Michael
Michael

Reputation: 10303

What does this import exactly mean in Scala?

I encountered the following in Scala code:

class MyClass {
  ...
  val a = new A; import a._

}

What does exactly val a = new A; import a._ mean ?

Upvotes: 16

Views: 1105

Answers (3)

Daniel C. Sobral
Daniel C. Sobral

Reputation: 297175

Let's explain this with something you should be familiar with:

println("Hello world")

The question is: why does that work? There's no object called println with an apply method, which is the usual explanation for code that looks like that. Well, as it happens, the above code is really doing this:

Predef.println("Hello world")

In other words, println is a method on the object scala.Predef. So, how can you use it like above? Well, like this:

import scala.Predef._
println("Hello world")

Importing the contents of a stable reference (ie, not a var or a def) will make its methods available without having to prefix them with reference..

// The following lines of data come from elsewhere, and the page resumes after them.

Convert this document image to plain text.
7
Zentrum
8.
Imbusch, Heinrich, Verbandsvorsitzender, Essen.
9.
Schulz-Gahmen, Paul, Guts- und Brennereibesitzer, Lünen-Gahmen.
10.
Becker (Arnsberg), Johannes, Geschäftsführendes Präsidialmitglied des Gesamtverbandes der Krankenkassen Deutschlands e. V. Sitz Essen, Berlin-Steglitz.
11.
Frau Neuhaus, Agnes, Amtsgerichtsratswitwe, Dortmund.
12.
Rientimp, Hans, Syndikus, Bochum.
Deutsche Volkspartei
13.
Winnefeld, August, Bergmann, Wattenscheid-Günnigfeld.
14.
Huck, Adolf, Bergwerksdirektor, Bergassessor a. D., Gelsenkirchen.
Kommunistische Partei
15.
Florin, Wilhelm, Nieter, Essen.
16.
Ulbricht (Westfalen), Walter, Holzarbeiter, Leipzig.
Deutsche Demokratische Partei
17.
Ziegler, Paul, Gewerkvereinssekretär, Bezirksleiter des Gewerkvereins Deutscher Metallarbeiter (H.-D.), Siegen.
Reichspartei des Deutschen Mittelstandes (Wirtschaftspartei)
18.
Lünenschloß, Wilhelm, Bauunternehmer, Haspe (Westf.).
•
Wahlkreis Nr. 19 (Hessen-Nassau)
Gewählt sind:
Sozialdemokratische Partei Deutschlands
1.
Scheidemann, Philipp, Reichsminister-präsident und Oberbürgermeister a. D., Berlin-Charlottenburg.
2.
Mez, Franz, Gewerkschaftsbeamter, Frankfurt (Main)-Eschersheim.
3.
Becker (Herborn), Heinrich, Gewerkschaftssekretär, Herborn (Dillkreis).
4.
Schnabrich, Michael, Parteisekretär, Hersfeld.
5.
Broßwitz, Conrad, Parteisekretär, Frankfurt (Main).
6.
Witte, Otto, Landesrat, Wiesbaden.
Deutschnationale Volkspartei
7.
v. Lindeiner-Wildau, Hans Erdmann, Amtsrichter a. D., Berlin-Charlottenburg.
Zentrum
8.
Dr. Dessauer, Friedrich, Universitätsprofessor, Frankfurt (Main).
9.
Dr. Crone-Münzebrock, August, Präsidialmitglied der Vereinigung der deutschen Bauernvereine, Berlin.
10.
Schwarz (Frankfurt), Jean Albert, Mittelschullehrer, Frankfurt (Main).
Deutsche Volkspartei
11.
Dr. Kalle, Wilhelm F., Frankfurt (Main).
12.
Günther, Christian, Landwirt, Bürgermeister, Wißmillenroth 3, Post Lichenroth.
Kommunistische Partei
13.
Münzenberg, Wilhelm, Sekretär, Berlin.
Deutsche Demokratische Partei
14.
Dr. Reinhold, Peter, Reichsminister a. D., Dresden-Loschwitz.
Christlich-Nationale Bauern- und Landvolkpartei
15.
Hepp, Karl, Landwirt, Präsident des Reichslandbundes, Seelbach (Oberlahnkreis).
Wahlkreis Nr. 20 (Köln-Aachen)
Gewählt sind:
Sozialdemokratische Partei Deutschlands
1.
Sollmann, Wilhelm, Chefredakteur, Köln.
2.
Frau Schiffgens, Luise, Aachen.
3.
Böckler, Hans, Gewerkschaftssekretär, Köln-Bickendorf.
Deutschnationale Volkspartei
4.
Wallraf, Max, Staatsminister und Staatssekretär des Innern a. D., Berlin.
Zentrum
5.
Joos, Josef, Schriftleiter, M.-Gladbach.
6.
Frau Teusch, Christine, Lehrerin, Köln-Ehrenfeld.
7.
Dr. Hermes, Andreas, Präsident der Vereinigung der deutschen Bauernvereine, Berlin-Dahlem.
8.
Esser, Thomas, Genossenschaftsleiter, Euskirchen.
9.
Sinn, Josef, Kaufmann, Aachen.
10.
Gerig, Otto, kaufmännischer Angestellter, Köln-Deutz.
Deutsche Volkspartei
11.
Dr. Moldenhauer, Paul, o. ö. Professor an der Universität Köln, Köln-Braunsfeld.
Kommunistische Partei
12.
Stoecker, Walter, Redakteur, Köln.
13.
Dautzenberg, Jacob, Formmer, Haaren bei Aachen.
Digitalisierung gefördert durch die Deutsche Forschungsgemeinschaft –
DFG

It also makes any implicits defined inside it available, which is how the implicit conversions defined inside scala.Predef are made available as well -- Scala imports the contents of java.lang, scala and scala.Predef (in that order, so the latter ones override the earlier ones).

Upvotes: 7

Tomasz Nurkiewicz
Tomasz Nurkiewicz

Reputation: 340733

It means that all methods and variables of a object of A type are now available in this block (scope) without explicitly mentioning a. So if A has a bar() method you can now say:

bar()

instead of

a.bar()

but only within the scope where import is defined.

Upvotes: 9

sepp2k
sepp2k

Reputation: 370132

It imports the methods and variables of the a object. So if you want to call a.foo(), you can just call foo() instead.